The Universal School Meals Program Act is a more comprehensive, permanent long-term version of the highly successful free school meals program that Congress approved during the COVID-19 pandemic. The initial program, which provided free school meals to all U.S. students through high school, led to significant positive outcomes, including higher rates of participation in school meals, reduced levels of perceived stigma affecting lower-income students, and an end to school meal debt. 

Unfortunately, the program was temporary. It expired in September 2022, leaving millions of children who relied on free meals under strain and uncertainty.

The Universal School Meals Program Act will not only bring unprecedented relief to low-income students, but to all schoolchildren. This new act imagines a country where food is freely given to children at school, and no child enrolled in an American school goes hungry. The act provides for not only free food, but free healthy, nutritious food that provides the diet needed for children to thrive.
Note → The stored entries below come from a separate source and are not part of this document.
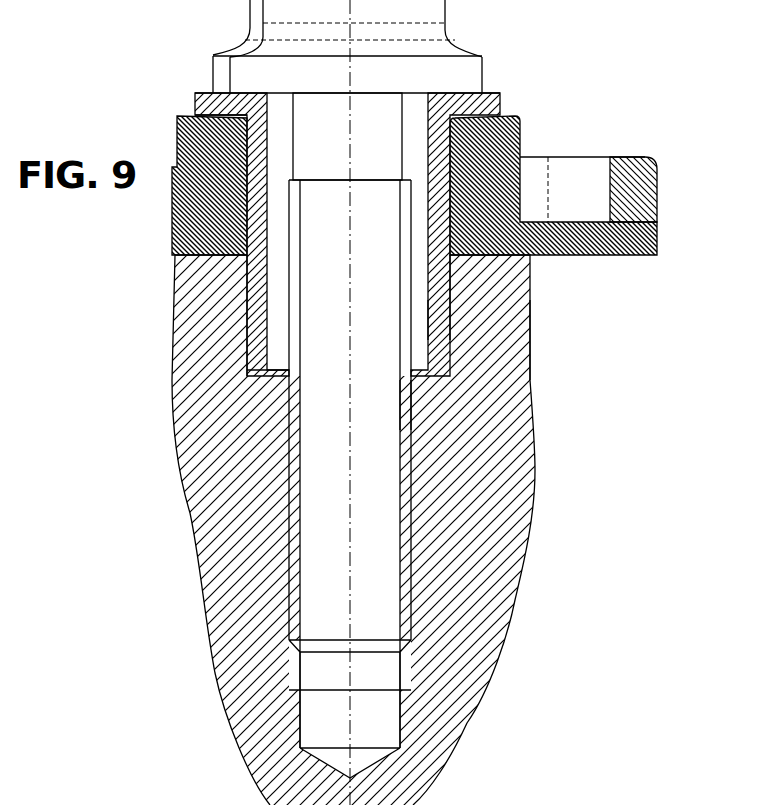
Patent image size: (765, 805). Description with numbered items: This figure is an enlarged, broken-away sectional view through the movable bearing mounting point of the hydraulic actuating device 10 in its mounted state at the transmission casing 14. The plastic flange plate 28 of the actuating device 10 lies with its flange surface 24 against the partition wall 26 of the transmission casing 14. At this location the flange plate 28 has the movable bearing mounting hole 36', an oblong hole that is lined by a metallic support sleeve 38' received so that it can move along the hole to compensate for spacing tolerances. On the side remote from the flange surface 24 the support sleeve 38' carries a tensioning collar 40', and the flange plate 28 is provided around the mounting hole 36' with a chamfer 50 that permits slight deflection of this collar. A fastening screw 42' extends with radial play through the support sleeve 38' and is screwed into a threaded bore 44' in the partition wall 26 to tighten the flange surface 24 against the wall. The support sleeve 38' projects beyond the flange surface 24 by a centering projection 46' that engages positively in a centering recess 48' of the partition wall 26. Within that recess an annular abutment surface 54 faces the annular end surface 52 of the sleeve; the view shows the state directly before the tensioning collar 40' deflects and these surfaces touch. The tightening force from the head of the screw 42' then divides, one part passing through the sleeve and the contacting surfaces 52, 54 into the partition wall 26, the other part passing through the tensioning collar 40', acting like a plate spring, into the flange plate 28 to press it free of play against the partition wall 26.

The hydraulic actuating device 10 is at (622, 136).
The transmission casing 14 is at (216, 674).
The flange surface 24 is at (500, 257).
The partition wall 26 is at (495, 365).
The flange plate 28 is at (641, 179).
The movable bearing mounting hole 36' is at (391, 185).
The support sleeve 38' is at (187, 315).
The tensioning collar 40' is at (375, 213).
The fastening screw 42' is at (350, 420).
The threaded bore 44' is at (350, 699).
The centering projection 46' is at (394, 331).
The centering recess 48' is at (523, 297).
The chamfer 50 is at (228, 117).
The annular end surface 52 is at (435, 380).
The annular abutment surface 54 is at (273, 373).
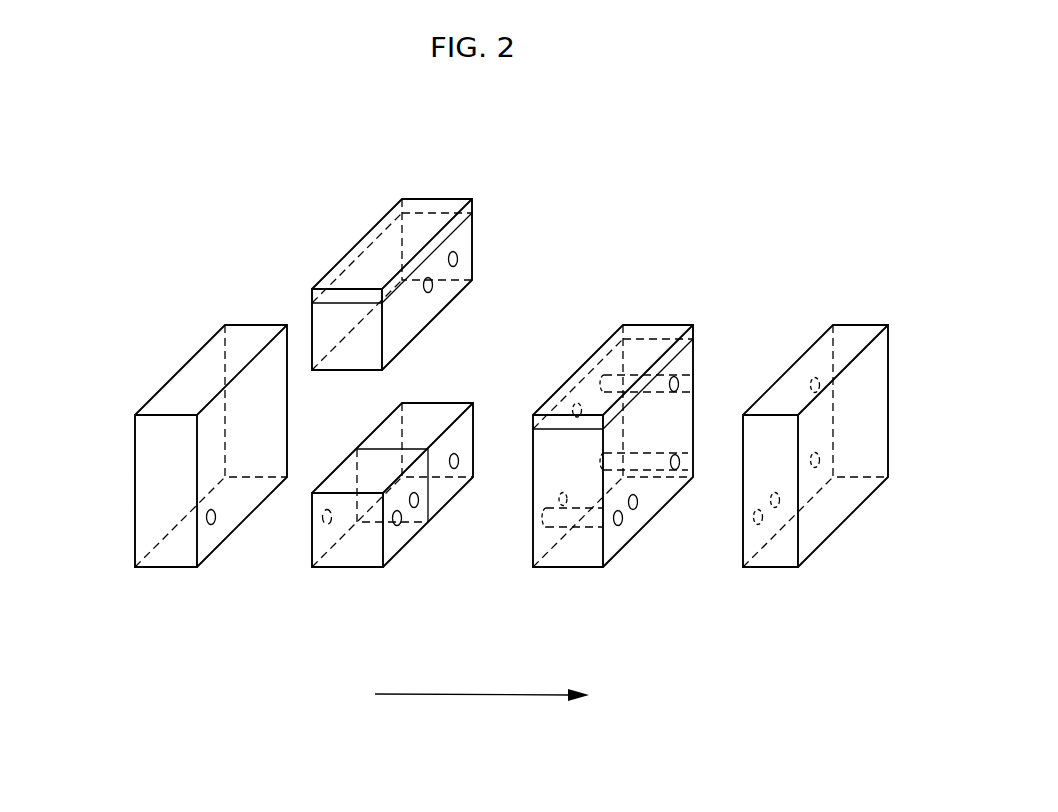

The evidence that this approach works includes data from the nine U.S. states that already provide free school meals. California led the way and was followed by Maine, Colorado, Illinois, Michigan, Minnesota, Massachusetts, New Mexico, and Vermont. A number of other states are planning to take steps in school year 2024-2025 that will bring them closer to universal school meals.

Teachers are noticing the difference. Just one example: Lowell Elementary in Albuquerque, New Mexico, has reported a significant decrease in hunger-related issues for several of their students who “used to suffer stomach cramps or would feel dizzy because they didn’t have enough to eat.” Albuquerque Public Schools have also seen “an immediate increase in participation. And in the first seven days of the school year that started this month, the numbers increased by 1,000 per day for breakfast and lunch.”  

It is very good news that the leaders of nine states are now ensuring that children in their states get enough to eat.  But we cannot stop there. It is time for Congress to finally end child hunger with universal free school meals.

Izzy Koo is an intern on U.S. and global hunger issues, Policy and Research Institute, with Bread for the World.